The burden of proof does not, I believe, lie with us. We have 70 years of studies in education and over 100 years of study in work practices to establish the rightness of our view. However, I wonder how we can approach our colleagues who continue to question these strange, counter-inutitive and frightening new ideas and help them to understand and eventually adopt these new concepts?

 


ICER 2012 Day 1 Keynote: How Are We Thinking?

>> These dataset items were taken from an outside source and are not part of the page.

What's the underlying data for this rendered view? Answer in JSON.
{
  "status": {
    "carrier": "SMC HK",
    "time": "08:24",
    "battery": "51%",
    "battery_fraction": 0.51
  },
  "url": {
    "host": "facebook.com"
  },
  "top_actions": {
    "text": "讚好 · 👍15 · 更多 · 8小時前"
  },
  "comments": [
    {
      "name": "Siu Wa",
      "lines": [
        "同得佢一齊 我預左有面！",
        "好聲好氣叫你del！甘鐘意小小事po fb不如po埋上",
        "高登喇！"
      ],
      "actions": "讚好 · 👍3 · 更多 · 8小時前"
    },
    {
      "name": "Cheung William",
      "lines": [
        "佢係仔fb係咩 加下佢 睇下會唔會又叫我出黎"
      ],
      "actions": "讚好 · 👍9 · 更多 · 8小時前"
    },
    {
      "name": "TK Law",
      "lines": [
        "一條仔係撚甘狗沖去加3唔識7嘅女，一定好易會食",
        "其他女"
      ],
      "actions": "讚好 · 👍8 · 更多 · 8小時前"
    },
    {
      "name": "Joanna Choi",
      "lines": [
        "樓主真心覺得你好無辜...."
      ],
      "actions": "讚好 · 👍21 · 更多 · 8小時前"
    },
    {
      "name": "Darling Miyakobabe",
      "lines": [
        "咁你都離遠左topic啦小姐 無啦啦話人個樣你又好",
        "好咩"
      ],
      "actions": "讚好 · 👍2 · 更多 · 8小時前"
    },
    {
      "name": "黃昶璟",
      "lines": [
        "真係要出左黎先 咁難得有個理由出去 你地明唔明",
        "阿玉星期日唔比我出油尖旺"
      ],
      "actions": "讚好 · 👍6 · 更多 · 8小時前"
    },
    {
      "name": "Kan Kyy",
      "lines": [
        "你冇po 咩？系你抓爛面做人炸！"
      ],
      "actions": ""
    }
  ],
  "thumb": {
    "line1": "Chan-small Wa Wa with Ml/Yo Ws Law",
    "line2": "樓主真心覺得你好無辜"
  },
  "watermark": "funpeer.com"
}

We started off today with a keynote address from Ed Meyer, from University of Queensland, on the Threshold Concepts Framework (Also Pedagogy, and Student Learning). I am, regrettably, not as conversant with threshold concepts as I should be, so I’ll try not to embarrass myself too badly. Threshold concepts are central to the mastery of a given subject and are characterised by some key features (Meyer and Land):

  1. Grasping a threshold concept is transformative because it changes the way that we think about something. These concepts become part of who we are.
  2. Once you’ve learned the concept, you are very unlikely to forget it – it is irreversible.
  3. This new concept allows you to make new connections and allows you to link together things that you previously didn’t realise were linked.
  4. This new concept has boundaries – they have an area over which they apply. You need to be able to question within the area to work out where it applies. (Ultimately, this may identify areas between schools of thought in an area.)
  5. Threshold concepts are ‘troublesome knowledge’. This knowledge can be counter-intuitive, even alien and will make no sense to people until they grasp the new concept. This is one of the key problems with discussing these concepts with people – they will wish to apply their intuitive understanding and fighting this tendency may take some considerable effort.

Meyer then discussed how we see with new eyes after we integrate these concepts. It can be argued that concepts such as these give us a new way of seeing that, because of inter-individual differences, students will experience in varying degrees as transformative, integrative, and (look out) provocative and troublesome. For this final one, a student experiences this in many ways: the world doesn’t work as I think it should! I feel lost! Helpless! Angry! Why are you doing this to me?

How do you introduce a student to one of these troublesome concepts and, more importantly, how can you describe what you are going to talk about when the concept itself is alien: what do you put in the course description given that you know that the student is not yet ready to assimilate the concept?

Meyer raised a really good point: how do we get someone to think inside the discipline? Do they understand the concept? Yes. Does this mean that they think along the right lines? Maybe, maybe not. If I don’t think like a Computer Scientist, I may not understand why a CS person sees a certain issue as a problem. We have plenty of evidence that people who haven’t dealt with the threshold concepts in CS Education find it alien to contemplate that the lecture is not the be-all and end-all of teaching – their resistance and reliance upon folk pedagogies is evidence of this wrestling with troublesome knowledge.

A great deal to think about from this talk, especially in dealing with key aspects of CS Ed as the threshold concept that is causing many of our non-educational research oriented colleagues so much trouble, as well as our students.